Aktuell bilden rund 34.000 Normen das Deutsche NormenWerk. Diese werden über den Beuth Verlag veröffentlicht. Ob Kegelstift oder Babyschnuller, Treppe oder Schraube, Leiter oder Zahnbürste - fast nichts in unserem Alltag ist nicht von Normen erfasst.

Normen und Standards zum Anfassen finden Sie in unserer interaktiven Ausstellung.

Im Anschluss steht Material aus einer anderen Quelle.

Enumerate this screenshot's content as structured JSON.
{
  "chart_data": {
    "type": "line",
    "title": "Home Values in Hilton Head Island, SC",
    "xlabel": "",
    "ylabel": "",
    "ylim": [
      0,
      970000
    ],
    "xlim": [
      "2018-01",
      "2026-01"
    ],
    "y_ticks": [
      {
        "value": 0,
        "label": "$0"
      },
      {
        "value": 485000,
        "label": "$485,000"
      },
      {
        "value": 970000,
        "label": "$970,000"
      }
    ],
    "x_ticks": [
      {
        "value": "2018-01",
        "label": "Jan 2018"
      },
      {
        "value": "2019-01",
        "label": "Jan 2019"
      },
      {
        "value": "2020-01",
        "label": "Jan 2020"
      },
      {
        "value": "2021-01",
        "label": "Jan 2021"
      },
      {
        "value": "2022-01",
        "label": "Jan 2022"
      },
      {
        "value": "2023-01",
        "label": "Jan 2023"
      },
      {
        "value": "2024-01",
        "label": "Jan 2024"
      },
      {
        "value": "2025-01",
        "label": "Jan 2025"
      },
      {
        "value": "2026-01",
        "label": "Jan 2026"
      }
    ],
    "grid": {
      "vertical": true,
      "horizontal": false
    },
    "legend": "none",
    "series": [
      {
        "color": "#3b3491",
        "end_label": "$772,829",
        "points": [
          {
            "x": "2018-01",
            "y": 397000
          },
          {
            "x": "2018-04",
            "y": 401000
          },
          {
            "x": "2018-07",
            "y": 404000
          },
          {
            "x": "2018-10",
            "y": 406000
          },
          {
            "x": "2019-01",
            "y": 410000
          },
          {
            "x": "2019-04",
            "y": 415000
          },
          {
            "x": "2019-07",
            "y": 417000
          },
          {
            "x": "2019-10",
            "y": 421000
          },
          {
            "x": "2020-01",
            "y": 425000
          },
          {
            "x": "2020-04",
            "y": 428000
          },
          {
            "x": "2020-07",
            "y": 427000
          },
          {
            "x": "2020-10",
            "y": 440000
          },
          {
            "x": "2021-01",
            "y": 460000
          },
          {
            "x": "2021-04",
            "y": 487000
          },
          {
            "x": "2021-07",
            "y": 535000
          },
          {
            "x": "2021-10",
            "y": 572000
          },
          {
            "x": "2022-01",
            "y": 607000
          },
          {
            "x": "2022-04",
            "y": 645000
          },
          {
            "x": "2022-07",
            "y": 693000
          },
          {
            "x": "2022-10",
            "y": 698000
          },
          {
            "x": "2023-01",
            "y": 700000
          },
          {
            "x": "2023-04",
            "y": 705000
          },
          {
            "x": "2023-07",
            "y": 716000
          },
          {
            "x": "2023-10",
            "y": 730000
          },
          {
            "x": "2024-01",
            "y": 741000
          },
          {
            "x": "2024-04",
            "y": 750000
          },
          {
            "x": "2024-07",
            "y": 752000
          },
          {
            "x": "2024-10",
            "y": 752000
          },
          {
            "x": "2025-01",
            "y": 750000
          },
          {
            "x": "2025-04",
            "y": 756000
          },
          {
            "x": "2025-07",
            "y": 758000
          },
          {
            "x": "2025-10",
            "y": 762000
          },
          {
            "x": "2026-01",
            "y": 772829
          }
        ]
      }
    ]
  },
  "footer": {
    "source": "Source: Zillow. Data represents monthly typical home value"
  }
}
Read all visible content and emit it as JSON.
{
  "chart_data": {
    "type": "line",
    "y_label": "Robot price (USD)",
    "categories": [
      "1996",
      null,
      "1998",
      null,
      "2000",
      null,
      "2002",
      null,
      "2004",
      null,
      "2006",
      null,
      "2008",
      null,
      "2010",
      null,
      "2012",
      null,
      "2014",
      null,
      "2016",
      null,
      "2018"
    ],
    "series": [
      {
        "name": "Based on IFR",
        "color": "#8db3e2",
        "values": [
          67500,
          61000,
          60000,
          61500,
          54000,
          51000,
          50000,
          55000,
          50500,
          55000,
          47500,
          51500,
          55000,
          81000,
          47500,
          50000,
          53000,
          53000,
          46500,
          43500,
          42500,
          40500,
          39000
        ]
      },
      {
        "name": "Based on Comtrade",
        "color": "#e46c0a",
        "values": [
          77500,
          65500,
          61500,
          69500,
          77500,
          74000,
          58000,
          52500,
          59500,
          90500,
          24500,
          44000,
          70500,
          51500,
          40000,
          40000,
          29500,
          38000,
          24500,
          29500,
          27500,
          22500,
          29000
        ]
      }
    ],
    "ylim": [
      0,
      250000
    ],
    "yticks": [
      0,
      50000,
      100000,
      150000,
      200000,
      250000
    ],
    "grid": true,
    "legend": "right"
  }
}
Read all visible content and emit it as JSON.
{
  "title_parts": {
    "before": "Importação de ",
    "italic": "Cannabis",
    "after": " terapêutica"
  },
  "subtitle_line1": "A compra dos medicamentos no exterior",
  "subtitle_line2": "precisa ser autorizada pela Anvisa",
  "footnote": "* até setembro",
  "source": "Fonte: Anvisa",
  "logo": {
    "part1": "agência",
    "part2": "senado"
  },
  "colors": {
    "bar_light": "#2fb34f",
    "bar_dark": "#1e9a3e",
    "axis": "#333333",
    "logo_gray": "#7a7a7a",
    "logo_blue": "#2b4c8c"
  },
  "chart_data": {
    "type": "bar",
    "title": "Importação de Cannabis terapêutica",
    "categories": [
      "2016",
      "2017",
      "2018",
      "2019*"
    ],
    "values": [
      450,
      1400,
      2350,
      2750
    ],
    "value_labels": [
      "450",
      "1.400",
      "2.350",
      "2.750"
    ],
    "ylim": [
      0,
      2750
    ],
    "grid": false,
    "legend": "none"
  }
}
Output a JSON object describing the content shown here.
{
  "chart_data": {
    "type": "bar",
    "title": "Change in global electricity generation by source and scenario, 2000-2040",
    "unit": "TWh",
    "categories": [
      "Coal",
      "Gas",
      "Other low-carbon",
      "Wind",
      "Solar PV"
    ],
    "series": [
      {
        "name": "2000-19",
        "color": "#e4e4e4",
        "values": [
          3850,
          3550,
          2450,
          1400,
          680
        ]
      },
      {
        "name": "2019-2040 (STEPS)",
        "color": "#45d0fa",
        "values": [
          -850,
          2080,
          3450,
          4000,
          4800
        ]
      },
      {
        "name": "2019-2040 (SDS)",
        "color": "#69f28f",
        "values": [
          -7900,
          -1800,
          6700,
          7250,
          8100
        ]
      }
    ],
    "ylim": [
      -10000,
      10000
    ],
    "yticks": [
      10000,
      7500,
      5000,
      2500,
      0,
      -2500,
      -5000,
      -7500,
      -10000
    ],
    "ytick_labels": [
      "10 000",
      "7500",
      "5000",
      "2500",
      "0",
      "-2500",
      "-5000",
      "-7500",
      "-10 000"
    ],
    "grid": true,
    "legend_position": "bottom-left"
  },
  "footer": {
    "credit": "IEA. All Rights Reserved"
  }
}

Wie entsteht eine DIN-Norm?

Normen entwickeln diejenigen, die sie später anwenden. Damit der Markt die Normen akzeptiert, sind eine breite Beteiligung, Transparenz und Konsens Grundprinzipien bei DIN. Jeder kann einen Antrag auf Normung stellen. Alle an einem Thema interessierten Kreise erhalten die Möglichkeit, mitzuwirken und ihre Expertise einzubringen. Vor der Verabschiedung werden die Norm-Entwürfe öffentlich gemacht und zur Diskussion gestellt. Die beteiligten Experten müssen sich über die endgültigen Inhalte grundsätzlich einig sein. Spätestens alle fünf Jahre werden Normen auf den Stand der Technik hin überprüft.


Sind Normen Pflicht?

Die Anwendung von DIN-Normen ist grundsätzlich freiwillig. Erst wenn Normen zum Inhalt von Verträgen werden oder wenn der Gesetzgeber ihre Einhaltung zwingend vorschreibt, werden Normen bindend. Zwar stellen sie im Fall einer möglichen Haftung keinen Freibrief dar. Aber wer DIN-Normen – als anerkannte Regeln der Technik – anwendet, kann ein korrektes Verhalten einfacher nachweisen.

Was ist ein Standard?

Im Gegensatz zu einer Norm wird der Inhalt eines Standards, einer sogenannten DIN SPEC, durch ein temporär zusammengestelltes Gremium erstellt. Konsens und die Einbeziehung aller interessierten Kreise sind nicht zwingend erforderlich. DIN SPEC sind als Ergebnisse von Standardisierungsprozessen bewährte strategische Mittel, um innovative Lösungen schnell und unkompliziert am Markt zu etablieren und zu verbreiten. Die DIN SPEC ist der kürzeste Weg von der Forschung zum Produkt. Ein solcher Standard kann innerhalb weniger Monate unkompliziert in kleinen Arbeitsgruppen erarbeitet werden. Er fördert den Austausch mit anderen Marktteilnehmern. DIN sorgt dafür, dass die DIN SPEC nicht mit bestehenden Normen kollidiert, und veröffentlicht sie – auch international. Die DIN SPEC ist ein hochwirksames Marketinginstrument, das dank der anerkannten Marke DIN für eine große Akzeptanz bei Kunden und Partnern sorgt. Eine DIN SPEC kann die Basis für die Erarbeitung einer Norm sein.


Und international?

DIN vertritt die deutschen Interessen in der europäischen Normung bei CEN (Europäischen Komitee für Normung) und in der internationalen Normung bei ISO (Internationale Organisation für Normung). Etwa 85 Prozent aller Norm-Projekte haben heute einen europäischen bzw. internationalen Hintergrund. Internationale Normen stellen eine gemeinsame technische Sprache zwischen Handelspartnern dar und fördern somit den weltweiten Handel.

Wie finanziert sich DIN?

DIN ist ein gemeinnütziger Verein, der sich im Wesentlichen aus dem Verkauf von Normen, anderen Verlagsprodukten und Dienstleistungen finanziert. Hinzu kommen Projektmittel der Wirtschaft, Mitgliedsbeiträge und projektbezogene Mittel der öffentlichen Hand.

In Deutschland ist die Normung Selbstverwaltungsaufgabe der Wirtschaft. Die Anwender sorgen durch den Kauf von Normen dafür, dass die privatwirtschaftliche, effiziente Organisation der Normungsarbeit erhalten bleibt.